In Analog mode, I was treated to smooth, gooey delay trails. With the degrade knob maxed your signal becomes a dirty wash of aliased repeats, made even more blendy with the tone dialed back to a darker setting. Play over this ad nauseam and you’ll never tire of the ambient simplicity you reap. The true stereo nature of the Obscura adds a dimensionality that’s lacking in many digital delays attempting to pull off analog tone. This makes it a win for those of us looking to upgrade from the familiar “black boxes” in our stereo rigs.
I love Tape. The Degrade knob adds a wow and flutter modulation, just like a real tape delay, and can get into some pretty warped chorus territory. So sweet.

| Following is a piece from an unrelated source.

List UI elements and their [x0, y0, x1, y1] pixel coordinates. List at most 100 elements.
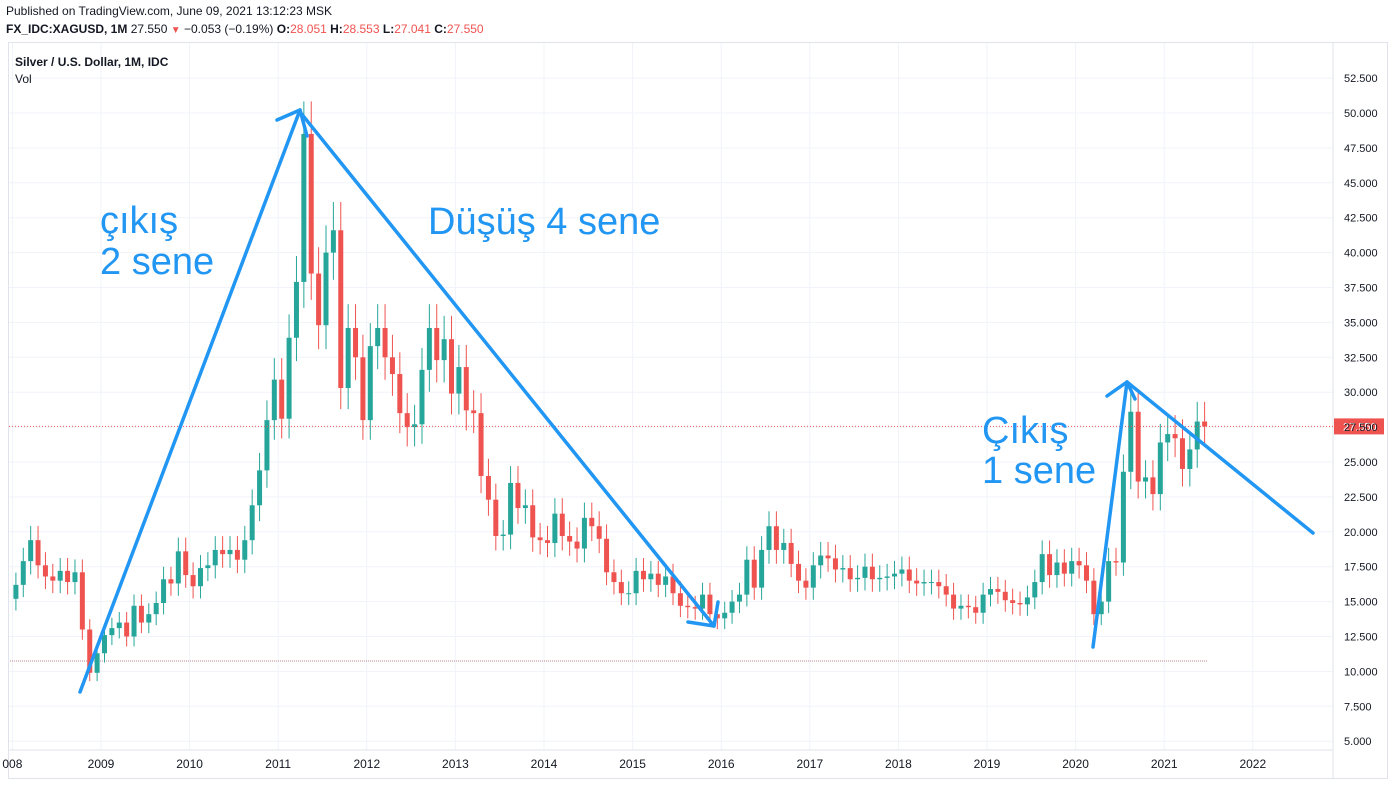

Lo-Fi is a gritty mess of overdriven ambience floating on a bed of 8-bit repeats. The Degrade controls the distortion of the repeats via a bit-rate reducer. Great for simulating the dirty delays of days gone by.

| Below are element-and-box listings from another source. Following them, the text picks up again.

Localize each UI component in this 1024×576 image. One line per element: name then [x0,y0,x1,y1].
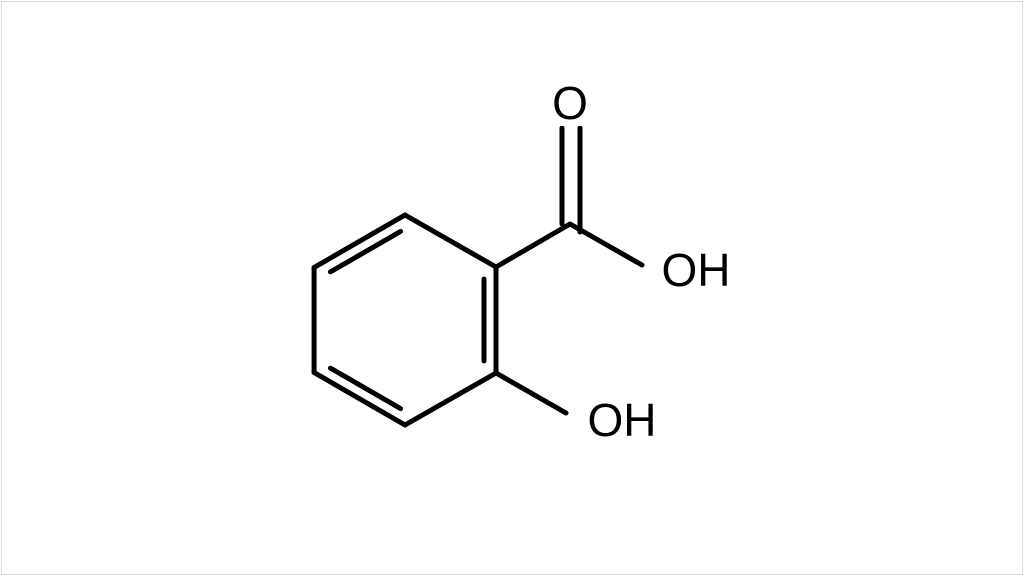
atom-OH-acid: OH [658,247,735,293]
atom-O-carbonyl: O [548,80,592,126]
atom-OH-phenol: OH [584,397,661,443]
image-frame [1,1,1023,575]
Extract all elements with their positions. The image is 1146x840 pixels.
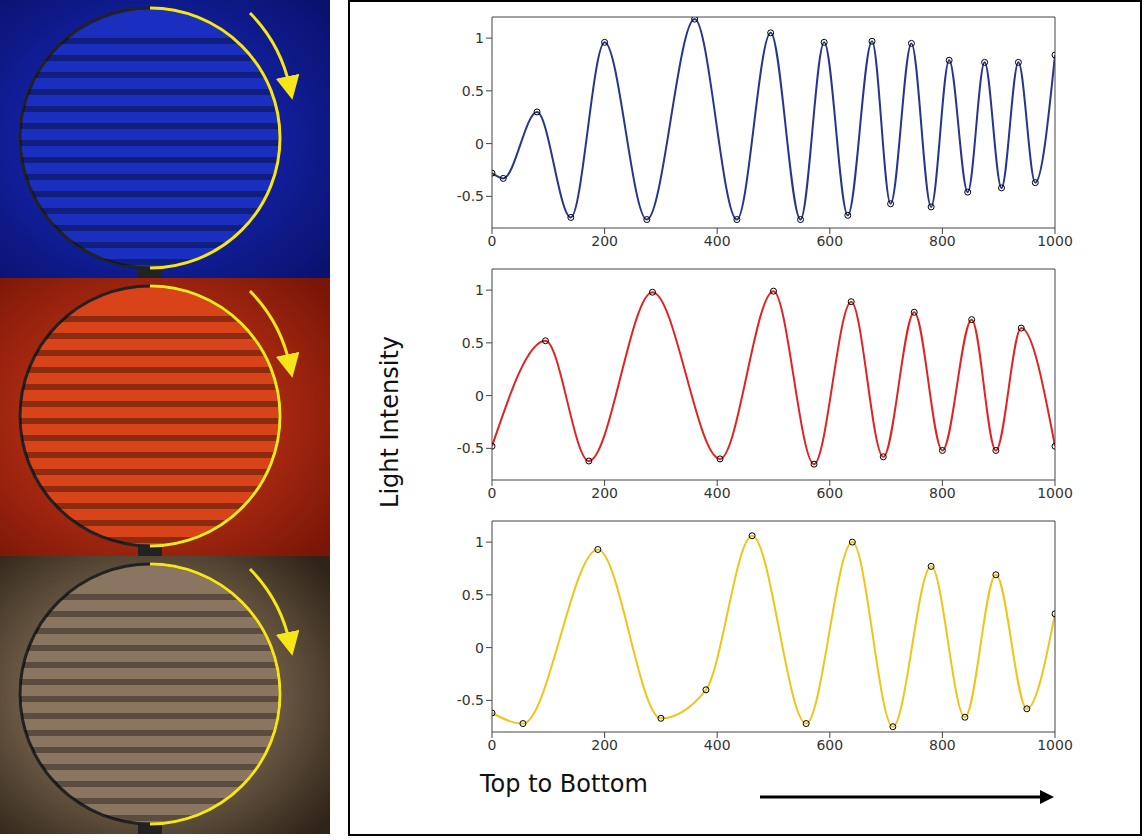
svg-text:200: 200	[591, 737, 618, 753]
svg-text:0: 0	[475, 640, 484, 656]
svg-text:0: 0	[488, 233, 497, 249]
svg-text:1000: 1000	[1037, 737, 1073, 753]
svg-text:1000: 1000	[1037, 485, 1073, 501]
svg-text:400: 400	[704, 737, 731, 753]
svg-text:0.5: 0.5	[462, 335, 484, 351]
svg-text:-0.5: -0.5	[457, 188, 484, 204]
html-text:Top to Bottom: Top to Bottom	[480, 770, 648, 798]
svg-text:-0.5: -0.5	[457, 440, 484, 456]
svg-text:400: 400	[704, 485, 731, 501]
svg-text:600: 600	[816, 233, 843, 249]
svg-text:0: 0	[475, 388, 484, 404]
svg-text:0.5: 0.5	[462, 83, 484, 99]
svg-text:0.5: 0.5	[462, 587, 484, 603]
svg-text:1: 1	[475, 30, 484, 46]
svg-text:600: 600	[816, 737, 843, 753]
svg-text:800: 800	[929, 737, 956, 753]
svg-text:600: 600	[816, 485, 843, 501]
svg-text:1000: 1000	[1037, 233, 1073, 249]
svg-text:1: 1	[475, 282, 484, 298]
svg-text:400: 400	[704, 233, 731, 249]
svg-text:800: 800	[929, 233, 956, 249]
svg-text:200: 200	[591, 233, 618, 249]
svg-text:800: 800	[929, 485, 956, 501]
svg-text:0: 0	[488, 737, 497, 753]
svg-text:0: 0	[488, 485, 497, 501]
svg-text:-0.5: -0.5	[457, 692, 484, 708]
svg-text:0: 0	[475, 136, 484, 152]
html-text:Light Intensity: Light Intensity	[376, 336, 404, 508]
svg-text:1: 1	[475, 534, 484, 550]
svg-text:200: 200	[591, 485, 618, 501]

The Reverse kills your dry signal completely and spits out backwards repeats. If you’re going for the whole psychedelia thing, this is a no-brainer. The key knob here is the Time knob, which sets the length of the signal being sampled. Dial it back for a choppy, clipped sound, and dime it for long, weird whines. Also worth noting is the degrade knob’s tape saturation function, which adds vintage-style harmonic distortion to your repeats.
I knew that the Obscura could pitch-shift (and boy, did I pitch-shift loudly and often,) but initially I had no clue as to the ambient possibilities inherent in the Repeat Hold feature. Crank the repeat knob past 3 o’clock and the Obscura will oscillate as loudly and as brightly as you please. With the tap tempo active, the time knob becomes a division control that switches between eighth, dotted eighth, and quarter notes, which will change the LED color from green to yellow to red, respectively. The tap is cool in the sense that the feature is there, but uncool in the sense that you have to tap the power switch twice to access it. What I’d like to see is a relay that memorizes not just the on/off status of the pedal, but also if the pedal was in Tap-Tempo mode, making use in an effects loop more convenient. I wouldn’t mention this if it weren’t particularly inconvenient for those of us who would only use it in a loop with tap tempo active.
The Digitech Obscura is a great addition to any pedalboard missing a lil’ time-based juice. For those of us looking for a workhorse delay that fits a better-than-average range of singular niches the Obscura makes perfect sense for its price range; it executes the voices it aims to simulate better than most of the competition and it does it with a range of high-end features and inside of a footprint smaller than your iPhone. I think the tap tempo feature could have been better executed with a separate footswitch, but the size of the pedal makes this understandably difficult, if not impossible. Also as a matter of taste, I’d love to see optional ping-pong repeats in a stereo delay pedal. All these aside, DigiTech did a kickass job with this little guy, and you’d be remiss to ignore it.
That concludes our review of the DigiTech Obscura. Thanks for reading!